Okay so I am going to take a deep breath........the only thing that got me really upset was Speed Racer's first post that really set me off because I am not that kind of person......I'm sorry I took my feelings out on everyone else........ I've just been really stressed...but I have been taking what has been said into consideration.
Originally Posted by farmpony84
"All these years I've given you all of this... and you really just used me, never really cared about ME."
Now your side of the story is more like "I'm really happy for you my friend but at the same time my heart is broken because my horse will be even further from me and there is nothing I can do about it. I feel trapped in a situation I can't get out of".

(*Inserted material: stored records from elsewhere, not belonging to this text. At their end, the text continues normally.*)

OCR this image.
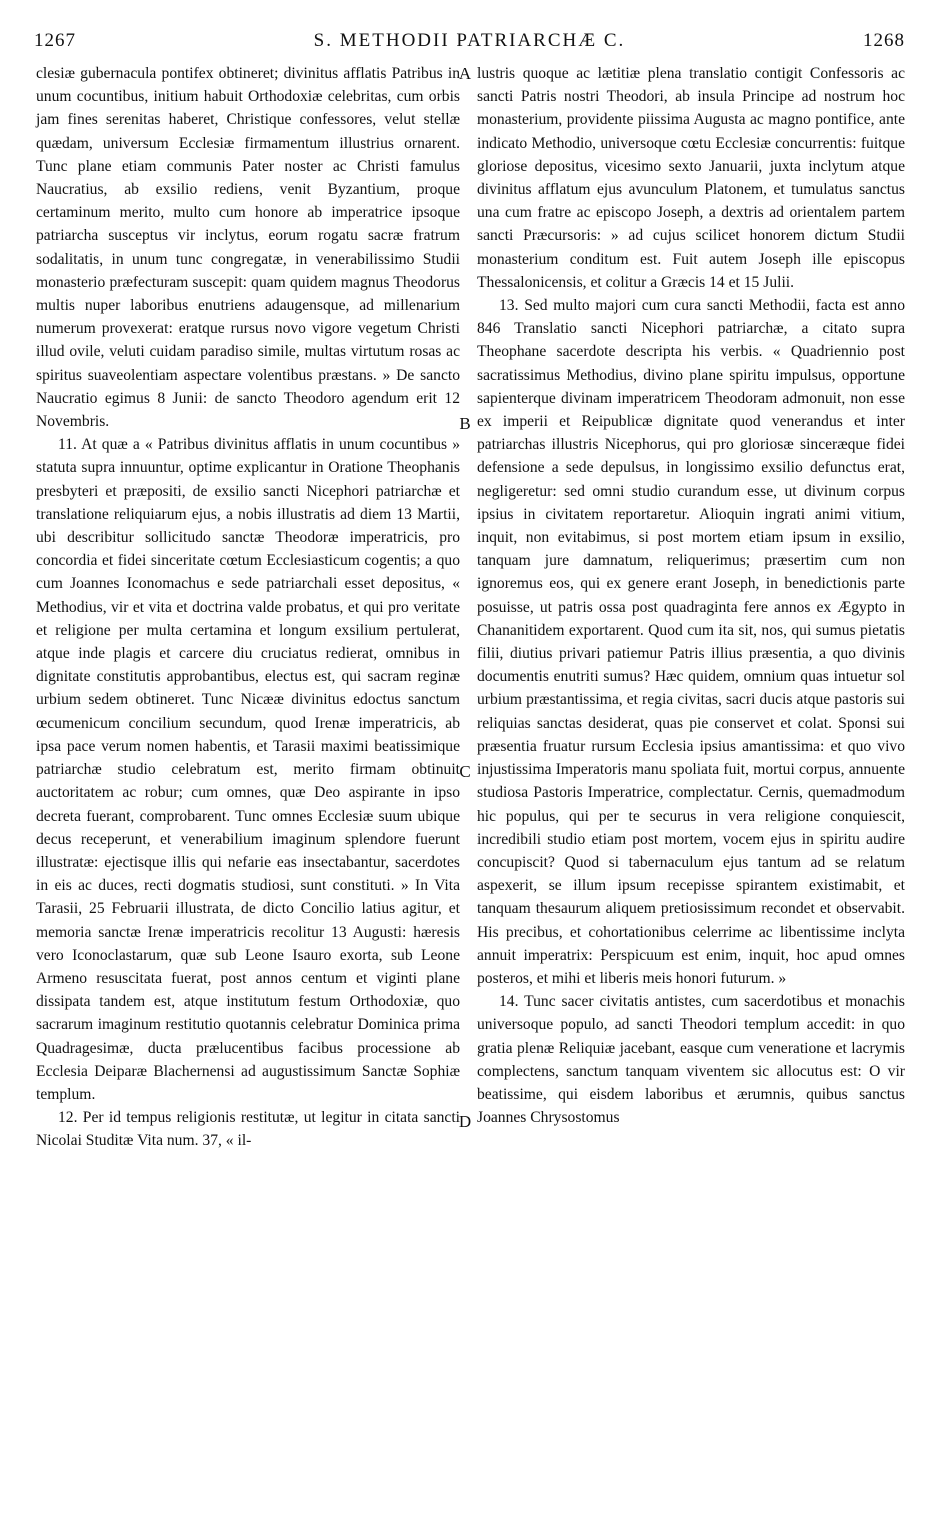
1267	S. METHODII PATRIARCHÆ C.	1268

clesiæ gubernacula pontifex obtineret; divinitus afflatis Patribus in unum cocuntibus, initium habuit Orthodoxiæ celebritas, cum orbis jam fines serenitas haberet, Christique confessores, velut stellæ quædam, universum Ecclesiæ firmamentum illustrius ornarent. Tunc plane etiam communis Pater noster ac Christi famulus Naucratius, ab exsilio rediens, venit Byzantium, proque certaminum merito, multo cum honore ab imperatrice ipsoque patriarcha susceptus vir inclytus, eorum rogatu sacræ fratrum sodalitatis, in unum tunc congregatæ, in venerabilissimo Studii monasterio præfecturam suscepit: quam quidem magnus Theodorus multis nuper laboribus enutriens adaugensque, ad millenarium numerum provexerat: eratque rursus novo vigore vegetum Christi illud ovile, veluti cuidam paradiso simile, multas virtutum rosas ac spiritus suaveolentiam aspectare volentibus præstans. » De sancto Naucratio egimus 8 Junii: de sancto Theodoro agendum erit 12 Novembris.

11. At quæ a « Patribus divinitus afflatis in unum cocuntibus » statuta supra innuuntur, optime explicantur in Oratione Theophanis presbyteri et præpositi, de exsilio sancti Nicephori patriarchæ et translatione reliquiarum ejus, a nobis illustratis ad diem 13 Martii, ubi describitur sollicitudo sanctæ Theodoræ imperatricis, pro concordia et fidei sinceritate cœtum Ecclesiasticum cogentis; a quo cum Joannes Iconomachus e sede patriarchali esset depositus, « Methodius, vir et vita et doctrina valde probatus, et qui pro veritate et religione per multa certamina et longum exsilium pertulerat, atque inde plagis et carcere diu cruciatus redierat, omnibus in dignitate constitutis approbantibus, electus est, qui sacram reginæ urbium sedem obtineret. Tunc Nicææ divinitus edoctus sanctum œcumenicum concilium secundum, quod Irenæ imperatricis, ab ipsa pace verum nomen habentis, et Tarasii maximi beatissimique patriarchæ studio celebratum est, merito firmam obtinuit auctoritatem ac robur; cum omnes, quæ Deo aspirante in ipso decreta fuerant, comprobarent. Tunc omnes Ecclesiæ suum ubique decus receperunt, et venerabilium imaginum splendore fuerunt illustratæ: ejectisque illis qui nefarie eas insectabantur, sacerdotes in eis ac duces, recti dogmatis studiosi, sunt constituti. » In Vita Tarasii, 25 Februarii illustrata, de dicto Concilio latius agitur, et memoria sanctæ Irenæ imperatricis recolitur 13 Augusti: hæresis vero Iconoclastarum, quæ sub Leone Isauro exorta, sub Leone Armeno resuscitata fuerat, post annos centum et viginti plane dissipata tandem est, atque institutum festum Orthodoxiæ, quo sacrarum imaginum restitutio quotannis celebratur Dominica prima Quadragesimæ, ducta prælucentibus facibus processione ab Ecclesia Deiparæ Blachernensi ad augustissimum Sanctæ Sophiæ templum.

12. Per id tempus religionis restitutæ, ut legitur in citata sancti Nicolai Studitæ Vita num. 37, « il-

lustris quoque ac lætitiæ plena translatio contigit Confessoris ac sancti Patris nostri Theodori, ab insula Principe ad nostrum hoc monasterium, providente piissima Augusta ac magno pontifice, ante indicato Methodio, universoque cœtu Ecclesiæ concurrentis: fuitque gloriose depositus, vicesimo sexto Januarii, juxta inclytum atque divinitus afflatum ejus avunculum Platonem, et tumulatus sanctus una cum fratre ac episcopo Joseph, a dextris ad orientalem partem sancti Præcursoris: » ad cujus scilicet honorem dictum Studii monasterium conditum est. Fuit autem Joseph ille episcopus Thessalonicensis, et colitur a Græcis 14 et 15 Julii.

13. Sed multo majori cum cura sancti Methodii, facta est anno 846 Translatio sancti Nicephori patriarchæ, a citato supra Theophane sacerdote descripta his verbis. « Quadriennio post sacratissimus Methodius, divino plane spiritu impulsus, opportune sapienterque divinam imperatricem Theodoram admonuit, non esse ex imperii et Reipublicæ dignitate quod venerandus et inter patriarchas illustris Nicephorus, qui pro gloriosæ sinceræque fidei defensione a sede depulsus, in longissimo exsilio defunctus erat, negligeretur: sed omni studio curandum esse, ut divinum corpus ipsius in civitatem reportaretur. Alioquin ingrati animi vitium, inquit, non evitabimus, si post mortem etiam ipsum in exsilio, tanquam jure damnatum, reliquerimus; præsertim cum non ignoremus eos, qui ex genere erant Joseph, in benedictionis parte posuisse, ut patris ossa post quadraginta fere annos ex Ægypto in Chananitidem exportarent. Quod cum ita sit, nos, qui sumus pietatis filii, diutius privari patiemur Patris illius præsentia, a quo divinis documentis enutriti sumus? Hæc quidem, omnium quas intuetur sol urbium præstantissima, et regia civitas, sacri ducis atque pastoris sui reliquias sanctas desiderat, quas pie conservet et colat. Sponsi sui præsentia fruatur rursum Ecclesia ipsius amantissima: et quo vivo injustissima Imperatoris manu spoliata fuit, mortui corpus, annuente studiosa Pastoris Imperatrice, complectatur. Cernis, quemadmodum hic populus, qui per te securus in vera religione conquiescit, incredibili studio etiam post mortem, vocem ejus in spiritu audire concupiscit? Quod si tabernaculum ejus tantum ad se relatum aspexerit, se illum ipsum recepisse spirantem existimabit, et tanquam thesaurum aliquem pretiosissimum recondet et observabit. His precibus, et cohortationibus celerrime ac libentissime inclyta annuit imperatrix: Perspicuum est enim, inquit, hoc apud omnes posteros, et mihi et liberis meis honori futurum. »

14. Tunc sacer civitatis antistes, cum sacerdotibus et monachis universoque populo, ad sancti Theodori templum accedit: in quo gratia plenæ Reliquiæ jacebant, easque cum veneratione et lacrymis complectens, sanctum tanquam viventem sic allocutus est: O vir beatissime, qui eisdem laboribus et ærumnis, quibus sanctus Joannes Chrysostomus

A
B
C
D
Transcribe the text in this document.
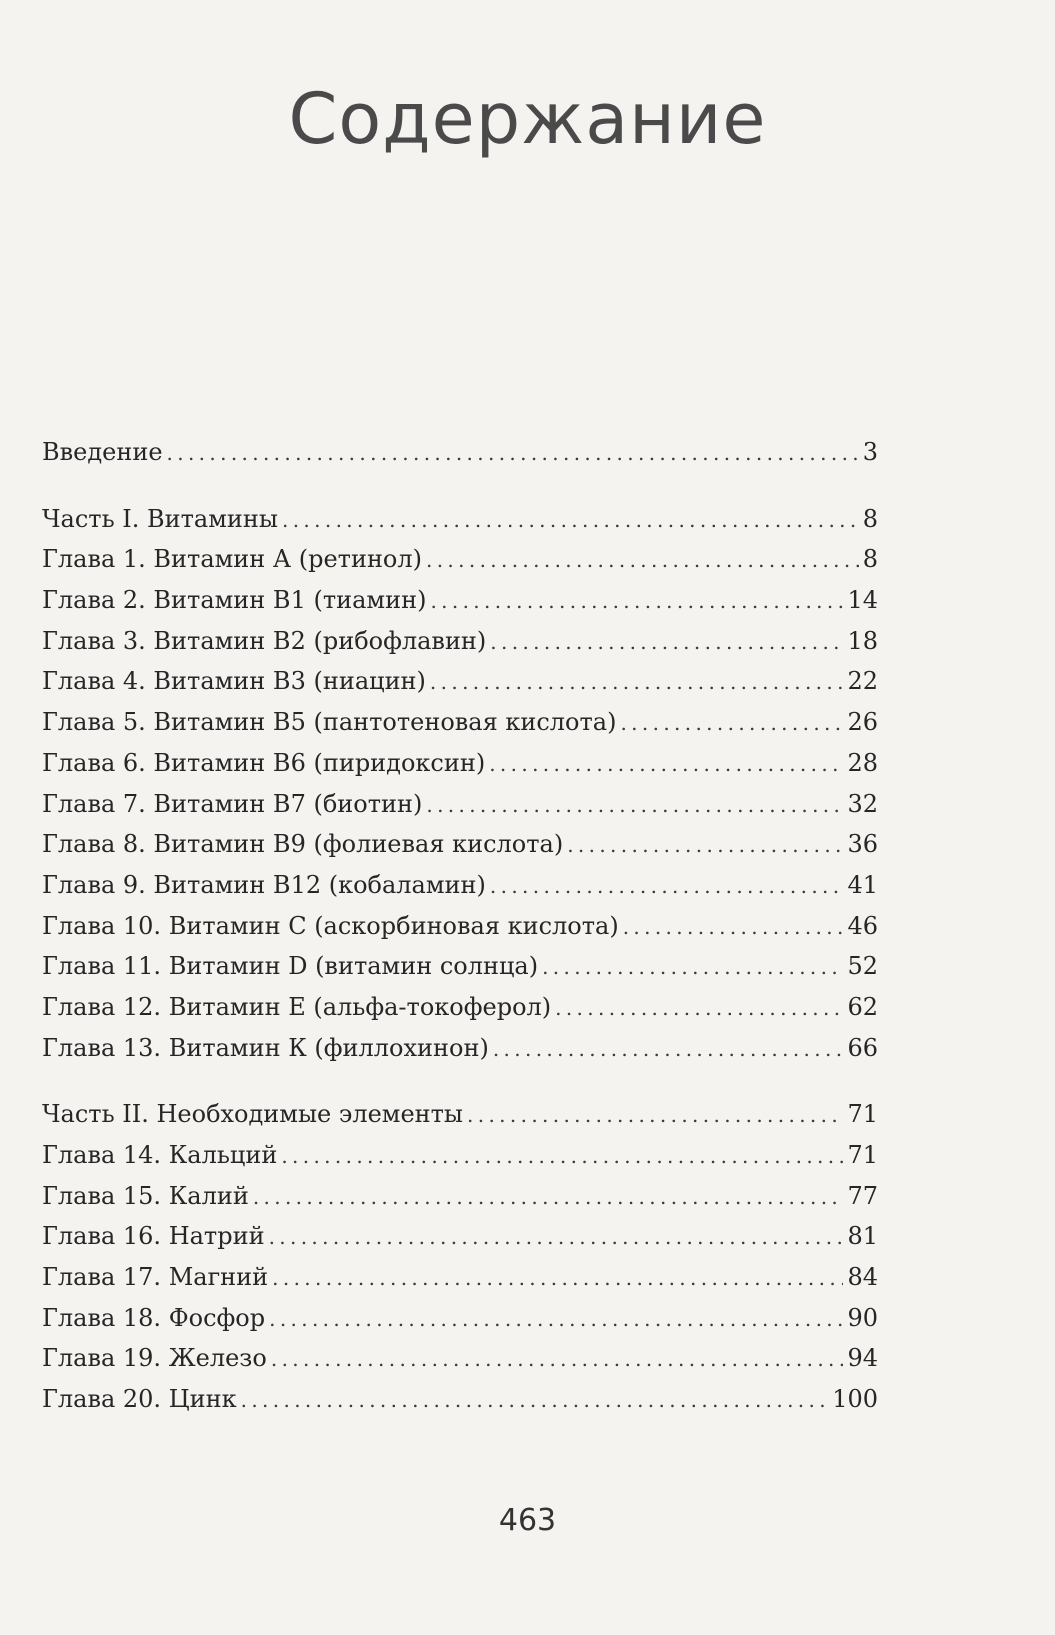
Содержание
Введение . . .	3
Часть I. Витамины . . .	8
Глава 1. Витамин А (ретинол) . . .	8
Глава 2. Витамин В1 (тиамин) . . .	14
Глава 3. Витамин В2 (рибофлавин) . . .	18
Глава 4. Витамин В3 (ниацин) . . .	22
Глава 5. Витамин В5 (пантотеновая кислота) . . .	26
Глава 6. Витамин В6 (пиридоксин) . . .	28
Глава 7. Витамин В7 (биотин) . . .	32
Глава 8. Витамин В9 (фолиевая кислота) . . .	36
Глава 9. Витамин В12 (кобаламин) . . .	41
Глава 10. Витамин С (аскорбиновая кислота) . . .	46
Глава 11. Витамин D (витамин солнца) . . .	52
Глава 12. Витамин Е (альфа-токоферол) . . .	62
Глава 13. Витамин К (филлохинон) . . .	66
Часть II. Необходимые элементы . . .	71
Глава 14. Кальций . . .	71
Глава 15. Калий . . .	77
Глава 16. Натрий . . .	81
Глава 17. Магний . . .	84
Глава 18. Фосфор . . .	90
Глава 19. Железо . . .	94
Глава 20. Цинк . . .	100
463
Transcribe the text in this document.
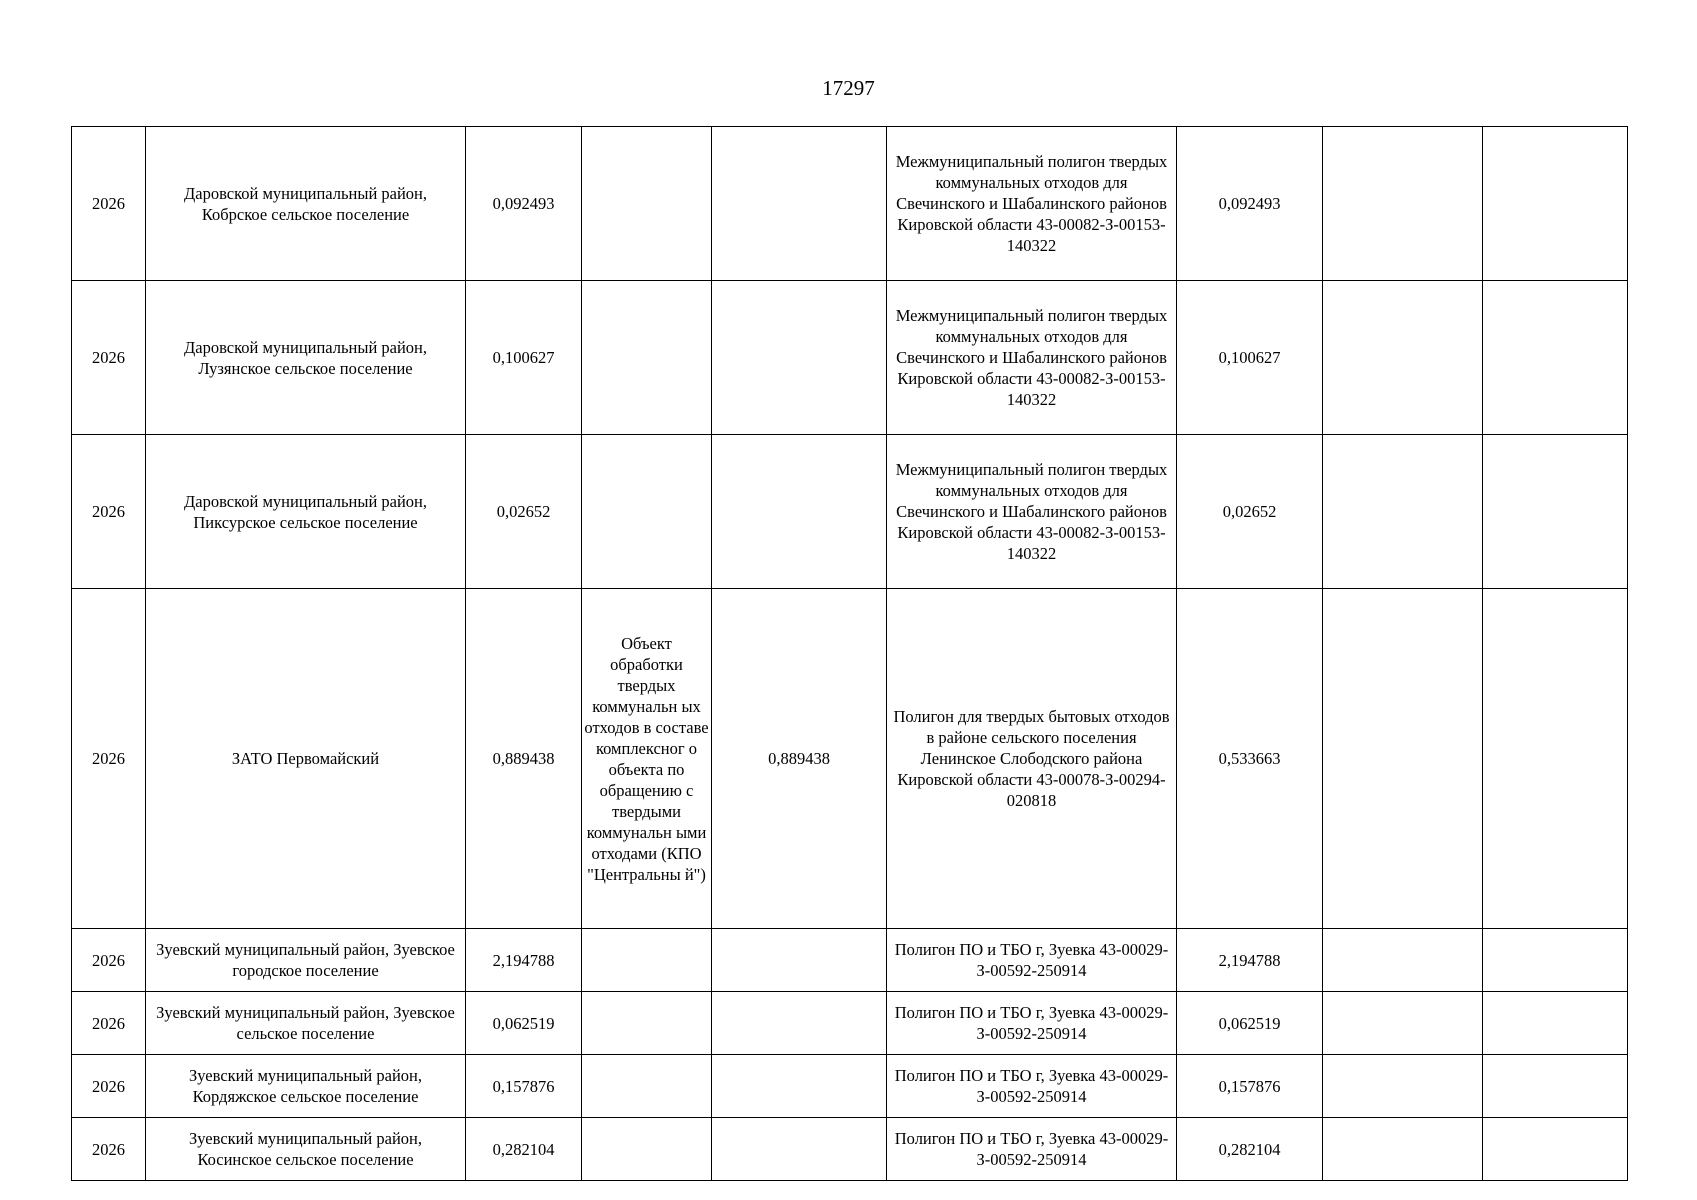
17297
2026	Даровской муниципальный район, Кобрское сельское поселение	0,092493			Межмуниципальный полигон твердых коммунальных отходов для Свечинского и Шабалинского районов Кировской области 43-00082-З-00153-140322	0,092493		
2026	Даровской муниципальный район, Лузянское сельское поселение	0,100627			Межмуниципальный полигон твердых коммунальных отходов для Свечинского и Шабалинского районов Кировской области 43-00082-З-00153-140322	0,100627		
2026	Даровской муниципальный район, Пиксурское сельское поселение	0,02652			Межмуниципальный полигон твердых коммунальных отходов для Свечинского и Шабалинского районов Кировской области 43-00082-З-00153-140322	0,02652		
2026	ЗАТО Первомайский	0,889438	Объект обработки твердых коммунальн ых отходов в составе комплексног о объекта по обращению с твердыми коммунальн ыми отходами (КПО "Центральны й")	0,889438	Полигон для твердых бытовых отходов в районе сельского поселения Ленинское Слободского района Кировской области 43-00078-З-00294-020818	0,533663		
2026	Зуевский муниципальный район, Зуевское городское поселение	2,194788			Полигон ПО и ТБО г, Зуевка 43-00029-З-00592-250914	2,194788		
2026	Зуевский муниципальный район, Зуевское сельское поселение	0,062519			Полигон ПО и ТБО г, Зуевка 43-00029-З-00592-250914	0,062519		
2026	Зуевский муниципальный район, Кордяжское сельское поселение	0,157876			Полигон ПО и ТБО г, Зуевка 43-00029-З-00592-250914	0,157876		
2026	Зуевский муниципальный район, Косинское сельское поселение	0,282104			Полигон ПО и ТБО г, Зуевка 43-00029-З-00592-250914	0,282104		
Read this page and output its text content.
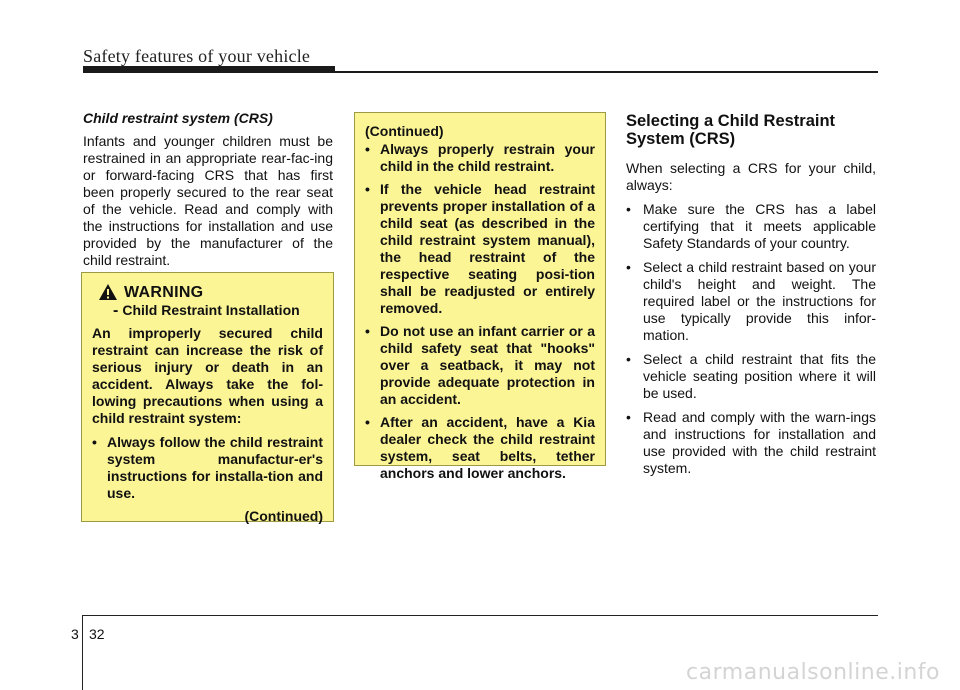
Safety features of your vehicle
Child restraint system (CRS)

Infants and younger children must be restrained in an appropriate rear-fac-ing or forward-facing CRS that has first been properly secured to the rear seat of the vehicle. Read and comply with the instructions for installation and use provided by the manufacturer of the child restraint.

WARNING
- Child Restraint Installation

An improperly secured child restraint can increase the risk of serious injury or death in an accident. Always take the fol-lowing precautions when using a child restraint system:

• Always follow the child restraint system manufactur-er's instructions for installa-tion and use.
(Continued)
(Continued)
• Always properly restrain your child in the child restraint.
• If the vehicle head restraint prevents proper installation of a child seat (as described in the child restraint system manual), the head restraint of the respective seating posi-tion shall be readjusted or entirely removed.
• Do not use an infant carrier or a child safety seat that "hooks" over a seatback, it may not provide adequate protection in an accident.
• After an accident, have a Kia dealer check the child restraint system, seat belts, tether anchors and lower anchors.
Selecting a Child Restraint System (CRS)

When selecting a CRS for your child, always:

• Make sure the CRS has a label certifying that it meets applicable Safety Standards of your country.
• Select a child restraint based on your child's height and weight. The required label or the instructions for use typically provide this infor-mation.
• Select a child restraint that fits the vehicle seating position where it will be used.
• Read and comply with the warn-ings and instructions for installation and use provided with the child restraint system.
3 32
carmanualsonline.info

You might be right here because I am VERY happy for them I hate seeing their landlord push them around like they are nothing more than a ball rolling through life......I didn't want/choose for my BO to see me cry but it just kind of happened when she came outside to talk to me when I'm upset it's hard for me to not cry. I told her I was happy but I guess that wasn't really enough to her but I don't know how to show it to her that I am happy. I want to talk to her but I don't know how to start off. I really didn't want to sound like a selfish brat on here because I'm not I even told my BO while I was crying that I wasn't being selfish just kind of confused and worried but HAPPY and EXCITED for them. And I really do consider them my family and I want them to be as happy as they can be and if moving semi-far away is going to do that then so be it. I'll just have to figure everything out and life will just have to be a bit different for a little while.
Again I'm sorry I kind of lost my cool or "flipped" just a lot of things are going on and I'm trying to figure them all out at once.